The beet is a Trotskyite, a wool skirt wearing Sarah Lawerence girl with a babuska’s headscarf. Under its peasant soil, its muddy topcoat, the red flesh vibrates, singing socialist love songs. The beet is sentimental, cresting manic on waves of sugar highs. You will find yourself nostalgic as you wash away some one else’s soil, some one else’s pied a terre. It is impossible not to wonder where the beet came from, when washing away its history, when stripping away its regionality. It is equally impossible not to consider your own history, your own regionality, and the odd bits of dirt and soil clinging on for dear life. The beet, as both Sonny&Cher knew, goes on.
The Brussel Sprout has an attitude; like the Lollipop Guild. I imagine them speaking in unison with Brooklyn accents and Borscht-belt high kicks. They’ll scatter across your counters, roll beneath your refrigerator. Don’t get mad; they’re just having a good time. They’re a hoot, Brussel Sprouts.
Each is strong individually and doubly bright when complimented with the other. Imagine Marlene Dietrich & Groucho Marx. Or Beatty & Keaton.
This salad is romantic in a kind and sweet, 70s epic “Reds” kind of way. It is strewn together from side dishes from previous meals and made into a salad that can be picked at for days to come. It pretends to be pragmatic, but really it is about how good it tastes … right now.
That’s the thing about roasted beets and brussel sprouts, they don’t look back. Sure, you may get weepy while skinning the beets; but the act of eating is totally encompassing. The flavors careen across your palate, excited as love can be, giddy and speedy. The tartness of the balsamic vinegar is accented by the smoke in the roasted vegetables. Reminiscence is left in the preparation, where it belongs.
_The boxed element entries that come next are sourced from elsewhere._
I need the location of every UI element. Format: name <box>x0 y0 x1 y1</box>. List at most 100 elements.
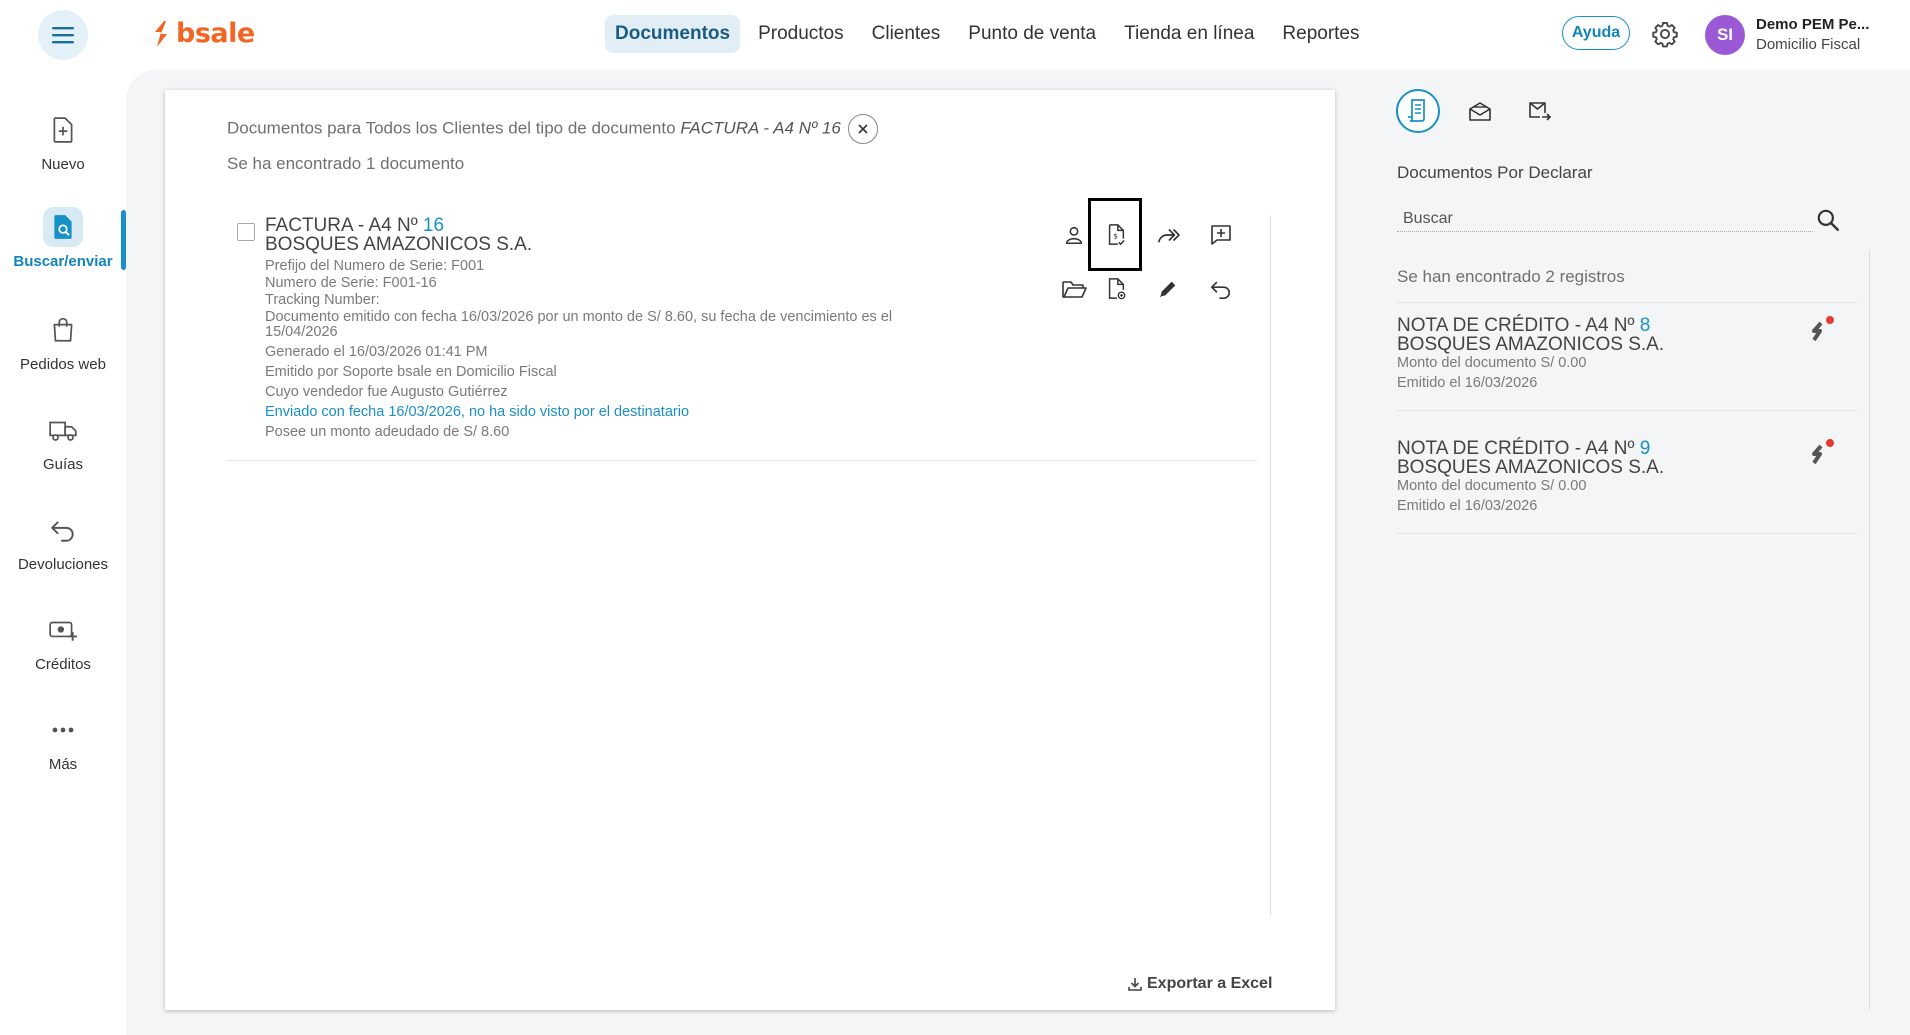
top-bar: bsale Documentos Productos Clientes Punt… <box>0 0 1910 70</box>
detail-generated: Generado el 16/03/2026 01:41 PM <box>265 344 488 360</box>
nav-reportes[interactable]: Reportes <box>1272 15 1369 53</box>
search-document-icon <box>54 215 72 239</box>
nav-punto-de-venta[interactable]: Punto de venta <box>958 15 1106 53</box>
right-panel-title: Documentos Por Declarar <box>1397 163 1593 182</box>
edit-button[interactable] <box>1152 273 1184 305</box>
hamburger-menu-button[interactable] <box>38 10 88 60</box>
tax-document-button[interactable]: $ <box>1100 219 1132 251</box>
pending-document-number[interactable]: 9 <box>1640 438 1651 459</box>
bsale-logo-mark-icon <box>155 20 167 47</box>
tax-document-icon: $ <box>1108 224 1125 246</box>
detail-balance: Posee un monto adeudado de S/ 8.60 <box>265 424 510 440</box>
export-excel-button[interactable]: Exportar a Excel <box>1127 975 1272 993</box>
declare-document-button[interactable] <box>1807 315 1837 345</box>
bsale-sync-icon <box>1812 439 1834 465</box>
undo-return-icon <box>1211 281 1230 299</box>
panel-divider <box>1270 215 1271 915</box>
list-divider <box>1397 302 1857 303</box>
bsale-logo[interactable]: bsale <box>152 18 255 49</box>
document-row: FACTURA - A4 Nº 16 BOSQUES AMAZONICOS S.… <box>227 215 1257 461</box>
pending-document-item[interactable]: NOTA DE CRÉDITO - A4 Nº 9 BOSQUES AMAZON… <box>1397 438 1857 548</box>
documents-search-input[interactable] <box>1397 207 1813 232</box>
document-type: FACTURA - A4 Nº <box>265 215 418 236</box>
sidebar-item-mas[interactable]: Más <box>0 710 126 773</box>
declare-document-button[interactable] <box>1807 438 1837 468</box>
attach-document-icon <box>1108 278 1126 300</box>
nav-documentos[interactable]: Documentos <box>605 15 741 53</box>
sidebar-item-label: Guías <box>42 456 84 473</box>
nav-tienda-en-linea[interactable]: Tienda en línea <box>1114 15 1264 53</box>
add-comment-icon <box>1211 225 1231 245</box>
sidebar-item-nuevo[interactable]: Nuevo <box>0 110 126 173</box>
client-icon <box>1065 226 1083 245</box>
search-icon <box>1817 209 1839 231</box>
criteria-prefix: Documentos para Todos los Clientes del t… <box>227 118 676 138</box>
tab-send-mail[interactable] <box>1518 89 1562 133</box>
detail-issuer: Emitido por Soporte bsale en Domicilio F… <box>265 364 557 380</box>
download-icon <box>1128 978 1142 991</box>
sidebar-item-creditos[interactable]: Créditos <box>0 610 126 673</box>
results-count: Se ha encontrado 1 documento <box>227 154 465 173</box>
folder-icon <box>1062 281 1087 298</box>
help-button[interactable]: Ayuda <box>1562 16 1630 50</box>
user-avatar[interactable]: SI <box>1705 15 1745 55</box>
credit-money-icon <box>49 621 77 641</box>
criteria-doc-type: FACTURA - A4 <box>680 118 794 138</box>
shopping-bag-icon <box>53 317 73 342</box>
pending-document-client: BOSQUES AMAZONICOS S.A. <box>1397 457 1665 478</box>
main-nav: Documentos Productos Clientes Punto de v… <box>605 15 1370 53</box>
sidebar-item-pedidos-web[interactable]: Pedidos web <box>0 310 126 373</box>
detail-seller: Cuyo vendedor fue Augusto Gutiérrez <box>265 384 508 400</box>
sent-status-link[interactable]: Enviado con fecha 16/03/2026, no ha sido… <box>265 402 689 422</box>
sidebar-item-guias[interactable]: Guías <box>0 410 126 473</box>
nav-clientes[interactable]: Clientes <box>862 15 951 53</box>
new-document-icon <box>53 117 73 143</box>
sidebar-item-devoluciones[interactable]: Devoluciones <box>0 510 126 573</box>
sidebar-item-buscar-enviar[interactable]: Buscar/enviar <box>0 207 126 270</box>
sidebar-item-label: Nuevo <box>41 156 85 173</box>
return-arrow-icon <box>51 521 74 542</box>
pending-document-issued: Emitido el 16/03/2026 <box>1397 375 1538 391</box>
sidebar-item-label: Buscar/enviar <box>13 253 113 270</box>
bsale-sync-icon <box>1812 316 1834 342</box>
document-number[interactable]: 16 <box>423 215 444 236</box>
pending-document-amount: Monto del documento S/ 0.00 <box>1397 355 1587 371</box>
mailbox-icon <box>1469 102 1491 121</box>
search-results-panel: Documentos para Todos los Clientes del t… <box>165 90 1335 1010</box>
sidebar-item-label: Más <box>48 756 78 773</box>
forward-button[interactable] <box>1152 219 1184 251</box>
more-dots-icon <box>52 727 74 733</box>
pending-document-type: NOTA DE CRÉDITO - A4 Nº <box>1397 438 1635 459</box>
sidebar: Nuevo Buscar/enviar Pedidos web Guías De… <box>0 70 126 1035</box>
clear-filter-button[interactable] <box>847 114 878 144</box>
user-name[interactable]: Demo PEM Pe... <box>1756 16 1869 33</box>
detail-due-date: 15/04/2026 <box>265 324 338 340</box>
settings-button[interactable] <box>1651 20 1679 48</box>
search-criteria: Documentos para Todos los Clientes del t… <box>227 114 878 144</box>
tab-documents-to-declare[interactable] <box>1396 89 1440 133</box>
undo-return-button[interactable] <box>1205 273 1237 305</box>
document-list-icon <box>1408 99 1425 122</box>
scroll-track <box>1869 250 1870 1010</box>
pending-document-number[interactable]: 8 <box>1640 315 1651 336</box>
pending-document-amount: Monto del documento S/ 0.00 <box>1397 478 1587 494</box>
tab-mailbox[interactable] <box>1458 89 1502 133</box>
document-select-checkbox[interactable] <box>237 223 255 241</box>
brand-name: bsale <box>176 18 255 49</box>
document-client: BOSQUES AMAZONICOS S.A. <box>265 234 533 255</box>
search-button[interactable] <box>1815 207 1841 233</box>
folder-button[interactable] <box>1058 273 1090 305</box>
attach-document-button[interactable] <box>1100 273 1132 305</box>
gear-icon <box>1652 21 1678 48</box>
mail-send-icon <box>1529 102 1552 121</box>
truck-icon <box>49 421 77 441</box>
pending-document-issued: Emitido el 16/03/2026 <box>1397 498 1538 514</box>
add-comment-button[interactable] <box>1205 219 1237 251</box>
list-divider <box>1397 410 1857 411</box>
edit-pencil-icon <box>1159 281 1176 298</box>
nav-productos[interactable]: Productos <box>748 15 854 53</box>
client-button[interactable] <box>1058 219 1090 251</box>
sidebar-item-label: Pedidos web <box>20 356 106 373</box>
pending-document-type: NOTA DE CRÉDITO - A4 Nº <box>1397 315 1635 336</box>
pending-document-item[interactable]: NOTA DE CRÉDITO - A4 Nº 8 BOSQUES AMAZON… <box>1397 315 1857 425</box>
• Left Over Roasted Beets - 3-4, diced.
• Left Over Roasted Brussel Sprouts - 1-2 handfuls, halved
• Balsamic Vinegar – ¼ cup
• EVOO – 2 TBS
• Salt – 1 TBS
• Fresh Ground Black Pepper
• Fresh Dill, chopped, about that much
I love second chance food. I love how optimistic it is. I love that second incarnations are natural in the world of food. Though the act of roasting beets is wholly fulfilling, though the smell of a fresh roasted beet has the kind of juju behind it like to call out like Cassandra; on the second day, having cooled into a satin skinned, lush body, the next-day beet dices easily and will make you feel like a badass with your knife skills, which is always nice.
Halve the brussel sprouts. The top leaves will strip away slow and deliberate as Salome.
Toss the diced beats with the halved brussel sprouts. Use the shiny metal bowl that is really slidy. I find that listening to Louis Prima is a good idea in situations like this.
The beets will begin to stain the exposed white halves of the sprouts to a blushing, Hester Prynne red. The beats themselves will begin to look like the guilty and sexy side of a bruise.
Add the vinegar and respect it for the potion that it is. Don’t tell me vinegar isn’t magic. Vinegar, itself, is a second chance. Add the oil, knowing it to be olive tears.
The salt and the pepper, each, should be added with as much panache as possible. When or where else, really, do you get the chance?
Dill always seems like a grandmotherly cheat, some Eastern European wool over eyes kind of thing. I was always suspicious of what was being shrouded behind this cold war seasoning. But when I started eating fresh dill all of my paranoia was washed away on the immediacy of flavor that comes from fresh dill. Fresh dill reminds me of the sweet parts of Watership Down.
In the end the ingredients will blend through strata of sweet and savory leaving a joyful gang of flavor.